Jets and principal components of monomial ideals, and very well-covered graphs

TL;DR

This paper explores the structure of jets in monomial ideals and graphs, establishing new connections between combinatorial properties and algebraic invariants, with applications to very well-covered graphs and principal jets.

Contribution

It extends the concept of jets to clutters, links jets of graphs to symbolic powers, and provides formulas for algebraic invariants of principal jets of monomial ideals.

Findings

Jets of very well-covered graphs are also very well-covered.

Established a connection between cover ideals of jets and symbolic powers.

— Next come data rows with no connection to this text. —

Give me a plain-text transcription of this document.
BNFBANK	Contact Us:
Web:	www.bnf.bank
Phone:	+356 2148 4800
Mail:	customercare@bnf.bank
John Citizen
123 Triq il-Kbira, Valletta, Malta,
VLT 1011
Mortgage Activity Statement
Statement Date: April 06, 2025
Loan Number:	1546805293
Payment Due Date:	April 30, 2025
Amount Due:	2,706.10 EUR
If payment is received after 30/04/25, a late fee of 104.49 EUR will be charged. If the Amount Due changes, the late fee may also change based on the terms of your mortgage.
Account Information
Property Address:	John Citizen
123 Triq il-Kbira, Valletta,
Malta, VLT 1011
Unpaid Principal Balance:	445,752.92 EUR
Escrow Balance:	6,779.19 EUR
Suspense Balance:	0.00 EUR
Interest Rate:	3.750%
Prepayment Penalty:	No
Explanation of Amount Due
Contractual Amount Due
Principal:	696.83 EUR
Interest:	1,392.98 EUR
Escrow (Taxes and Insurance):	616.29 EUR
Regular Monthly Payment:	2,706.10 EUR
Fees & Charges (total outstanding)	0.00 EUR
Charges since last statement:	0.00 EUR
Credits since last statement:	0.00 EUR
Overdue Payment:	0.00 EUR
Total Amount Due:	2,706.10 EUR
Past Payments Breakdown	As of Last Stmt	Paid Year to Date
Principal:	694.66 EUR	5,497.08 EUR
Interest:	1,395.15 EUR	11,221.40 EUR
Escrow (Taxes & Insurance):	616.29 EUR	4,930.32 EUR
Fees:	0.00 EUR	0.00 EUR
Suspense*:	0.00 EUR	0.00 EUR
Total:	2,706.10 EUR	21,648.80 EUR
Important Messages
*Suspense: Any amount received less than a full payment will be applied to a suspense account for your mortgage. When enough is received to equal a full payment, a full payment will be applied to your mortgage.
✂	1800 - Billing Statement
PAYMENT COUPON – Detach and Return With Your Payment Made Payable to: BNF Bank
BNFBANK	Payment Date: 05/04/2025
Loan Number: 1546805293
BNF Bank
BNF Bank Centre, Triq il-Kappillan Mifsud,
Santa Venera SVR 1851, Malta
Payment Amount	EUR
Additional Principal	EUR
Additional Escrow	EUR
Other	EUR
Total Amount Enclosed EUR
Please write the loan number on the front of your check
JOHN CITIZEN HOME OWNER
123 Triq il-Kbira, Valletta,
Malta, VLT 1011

Derived formulas for Hilbert series, Betti numbers, and other invariants.

Abstract

Motivated by using combinatorics to study jets of monomial ideals, we extend a definition of jets from graphs to clutters. We offer some structural results on their vertex covers, and show an interesting connection between the cover ideal of the jets of a clutter and the symbolic powers of the cover ideal of the original clutter. We use this connection to prove that jets of very well-covered graphs are very well-covered. Next, we turn our attention to principal jets of monomial ideals, describing their primary decomposition and minimal generating sets. Finally, we give formulas to compute various algebraic invariants of principal jets of monomial ideals, including their Hilbert series, Betti numbers, multiplicity and regularity.